Camera-based-Person-ReID
Camera-based-Person-ReID copied to clipboard
Why momentum is set to None?
Hi,
First and foremost, Thanks for your code!
As shown in your code, you set the Momentum of BN to None. While in the testing stage, it means that :
running mean = mean of the last mini-bath running var = var of the last mini-bath
So I wonder why the number of mini-batch influences your results.
I think this is a random problem that if you choose the best mini-batch, you will get the best results, even if you only choose one mini-batch to calculate the running mean and var of the test camera.
Hi. Thanks for your question. Momentum = None is not equivalent to Momentum = 0.0. Momentum = None is a unique feature of PyTorch, it calculates the cumulative moving average. Please check https://pytorch.org/docs/stable/generated/torch.nn.BatchNorm2d.html for more details.
Thanks a lot, I find it.
momentum – the value used for the running_mean and running_var computation. Can be set to None for cumulative moving average (i.e. simple average)

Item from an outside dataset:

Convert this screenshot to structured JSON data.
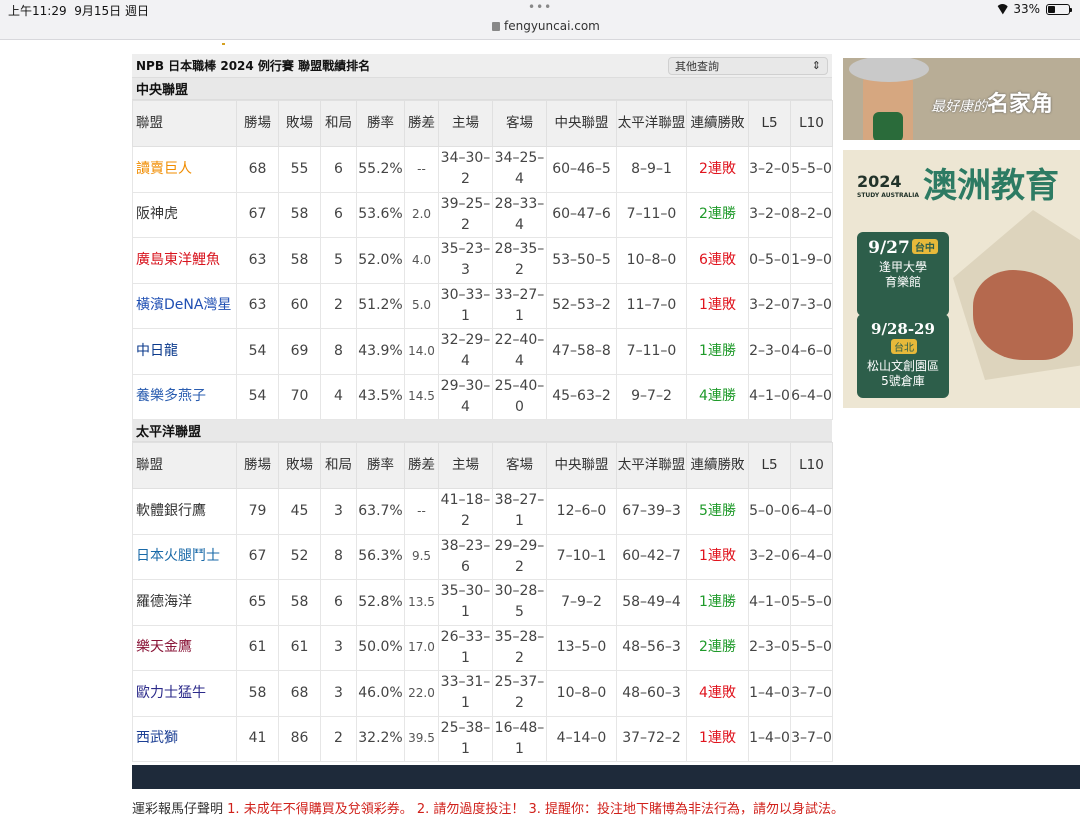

So have you tried different momentum like 0.1?
I did not test momentum=0.1. I think the simple average is a better choice since it is robust to the order of mini-batch, although it is slightly different from what is done in the training stage. Please feel free to share your results. Thanks a lot.
Hi, I tried momentum=0.1 and it performed bad. Momentum=False is a better choice.
Hi, Thanks for the update. FYI, to reproduce the results in our paper, each experiment should be conducted 10 times. I will leave this issue open so that more people can see your results.
Hi, Thanks for the update. FYI, to reproduce the results in our paper, each experiment should be conducted 10 times. I will leave this issue open so that more people can see your results.
As you declared in another issue, you used momentum = None when training. I tired momentum = 0.1/None and found that when using momentum = 0.1, the cross-dataset performance is a lot better than that of momentum=None, if the model is not updated when testing. However, if the model is updated when testing, the result is opposite. Why?
@justopit Please give more information about your training sets and testing sets. For Market, Duke, and MSMT, I have the same results as @HeliosZhao: momentum=None is better than momentum=0.1. This post may also provide you useful information.
Meanwhile, please report the average results of 10 times of repeated experiments.